Australian ranching is not foreign to American ranching. The best book on the subject that I have found is Pastures New, by R. V. Billis and A. S. Kenyon, London, 1930.

BARNARD, EVAN G. ("Parson"). A Rider of the Cherokee Strip, Houghton Mifflin, Boston, 1936. Savory with little incidents and cowboy humor. OP.

BARNES, WILL C. Tales from the X-Bar Horse Camp, Chicago, 1920. OP. Good simple narratives. Apaches and Longhorns, Los Angeles, 1941. Autobiography. OP. Western Grazing Grounds and Forest Ranges, Chicago, 1913. OP. Governmentally factual. Barnes was in the U.S. Forest Service and was informed.

BARROWS, JOHN R. Ubet, Caldwell, Idaho, 1934. Excellent on Northwest; autobiographical. OP.

BECHDOLT, FREDERICK R. Tales of the Old Timers, New York, 1924. Vivid, economical stories of "The Warriors of the Pecos" (Billy the Kid and the troubles on John Chisum's ranch-empire), of Butch Cassidy and his Wild Bunch in their Wyoming hide-outs, of the way frontier Texans fought Mexicans and Comanches over the open ranges. Research clogs the style of many historians; perhaps it is just as well that Bechdolt did not search more extensively into the arcana of footnotes. OP.

BOATRIGHT, MODY C. Tall Tales from Texas Cow Camps, Dallas, 1934. The tales are tall all right and true to cows that never saw a milk bucket. OP. Reprinted 1946 by Haldeman-Julius, Girard, Kansas.

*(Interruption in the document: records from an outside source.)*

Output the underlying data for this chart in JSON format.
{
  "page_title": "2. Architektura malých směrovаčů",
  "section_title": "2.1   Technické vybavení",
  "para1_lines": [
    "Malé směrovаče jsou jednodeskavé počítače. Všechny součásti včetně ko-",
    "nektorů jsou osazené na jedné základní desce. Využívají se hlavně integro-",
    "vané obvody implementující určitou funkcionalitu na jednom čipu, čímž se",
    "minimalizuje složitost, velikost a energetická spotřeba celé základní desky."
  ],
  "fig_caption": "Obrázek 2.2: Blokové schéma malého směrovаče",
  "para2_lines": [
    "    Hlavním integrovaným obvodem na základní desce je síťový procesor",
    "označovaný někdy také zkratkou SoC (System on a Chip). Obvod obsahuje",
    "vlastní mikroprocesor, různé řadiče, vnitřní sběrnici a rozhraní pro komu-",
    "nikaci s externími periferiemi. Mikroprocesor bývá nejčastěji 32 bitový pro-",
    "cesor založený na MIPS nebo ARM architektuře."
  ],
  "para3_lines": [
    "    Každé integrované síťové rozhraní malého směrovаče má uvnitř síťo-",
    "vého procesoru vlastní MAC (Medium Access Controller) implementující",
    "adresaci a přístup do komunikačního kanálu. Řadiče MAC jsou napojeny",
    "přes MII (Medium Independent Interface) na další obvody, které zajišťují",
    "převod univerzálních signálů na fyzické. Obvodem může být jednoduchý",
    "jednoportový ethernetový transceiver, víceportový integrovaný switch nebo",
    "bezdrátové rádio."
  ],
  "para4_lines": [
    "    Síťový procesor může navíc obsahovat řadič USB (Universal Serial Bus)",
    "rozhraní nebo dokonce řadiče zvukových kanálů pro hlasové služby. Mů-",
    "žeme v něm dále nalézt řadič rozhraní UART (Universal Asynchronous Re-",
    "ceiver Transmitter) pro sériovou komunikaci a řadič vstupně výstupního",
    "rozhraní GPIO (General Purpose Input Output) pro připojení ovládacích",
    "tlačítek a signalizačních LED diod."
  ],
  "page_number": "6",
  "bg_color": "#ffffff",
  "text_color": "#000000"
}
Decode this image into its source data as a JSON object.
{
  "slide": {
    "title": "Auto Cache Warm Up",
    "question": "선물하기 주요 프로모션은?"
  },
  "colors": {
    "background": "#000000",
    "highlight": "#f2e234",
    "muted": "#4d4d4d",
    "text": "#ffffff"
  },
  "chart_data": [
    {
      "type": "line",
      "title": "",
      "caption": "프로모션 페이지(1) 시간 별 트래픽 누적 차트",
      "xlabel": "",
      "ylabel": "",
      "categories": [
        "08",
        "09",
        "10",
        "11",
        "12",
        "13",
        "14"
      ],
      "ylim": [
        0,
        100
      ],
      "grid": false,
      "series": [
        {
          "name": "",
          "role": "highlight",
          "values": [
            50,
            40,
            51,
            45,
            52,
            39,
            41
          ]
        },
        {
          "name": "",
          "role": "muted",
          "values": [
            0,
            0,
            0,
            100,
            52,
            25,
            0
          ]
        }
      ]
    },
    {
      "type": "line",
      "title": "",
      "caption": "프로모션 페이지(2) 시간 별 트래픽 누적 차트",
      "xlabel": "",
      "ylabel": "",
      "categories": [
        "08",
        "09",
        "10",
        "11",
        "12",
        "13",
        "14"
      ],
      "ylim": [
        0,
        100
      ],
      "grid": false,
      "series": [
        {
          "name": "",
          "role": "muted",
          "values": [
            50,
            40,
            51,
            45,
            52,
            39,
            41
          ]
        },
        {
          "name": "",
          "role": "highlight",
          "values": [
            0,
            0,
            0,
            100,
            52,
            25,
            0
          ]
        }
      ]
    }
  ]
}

BOREIN, EDWARD. Etchings of the West, edited by Edward S. Spaulding, Santa Barbara, California, 1950. OP. A very handsome folio; primarily a reproduction of sketches, many of which are on range subjects. Ed Borein tells more in them than hundreds of windbags have told in tens of thousands of pages. They are beautiful and authentic, even if they are what post-impressionists call "documentary." Believers in the True Faith say now that Leonardo da Vinci is documentary in his painting of the Lord's Supper. Ed Borein was a great friend of Charlie Russell's but not an imitator. Etchings of the West will soon be among the rarities of Western books.

BOWER, B. M. Chip of the Flying U, New York, 1904. Charles Russell illustrated this and three other Bower novels. Contrary to his denial, he is supposed to have been the prototype for Chip. A long time ago I read Chit of the Flying U and The Lure of the Dim Trails and thought them as good as Eugene Manlove Rhodes's stories. That they have faded almost completely out of memory is a commentary on my memory; just the same, a character as well named as Chip should, if he have substance beyond his name, leave an impression even on weak memories. B. M. Bower was a woman, Bower being the name of her first husband. A Montana cowpuncher named "Fiddle Back" Sinclair was her second, and Robert Ellsworth Cowan became the third. Under the name of Bud Cowan he published a book of reminiscences entitled Range Rider (Garden City, N. Y., 1930). B. M. Bower wrote a slight introduction to it; neither he nor she says anything about being married to the other. In the best of her fiction she is truer to life than he is in a good part of his nonfiction. Her chaste English is partly explained in an autobiographic note contributed to Adventure magazine, December 10, 1924. Her restless father had moved the family from Minnesota to Montana. There, she wrote, he "taught me music and how to draw plans of houses (he was an architect among other things) and to read Paradise Lost and Dante and H. Rider Haggard and the Bible and the Constitution—and my taste has been extremely catholic ever since."

BRANCH, E. DOUGLAS. The Cowboy and His Interpreters, New York, 1926. Useful bibliography on range matters, and excellent criticism of two kinds of fiction writers. OP.

BRATT, JOHN. Trails of Yesterday, Chicago, 1921. John Bratt, twenty-two years old, came to America from England in 1864, went west, and by 1870 was ranching on the Platte. He became a big operator, but his reminiscences, beautifully printed, are stronger on camp cooks and other hired hands than on cattle "kings." Nobody ever heard a cowman call himself or another cowman a king. "Cattle king" is journalese.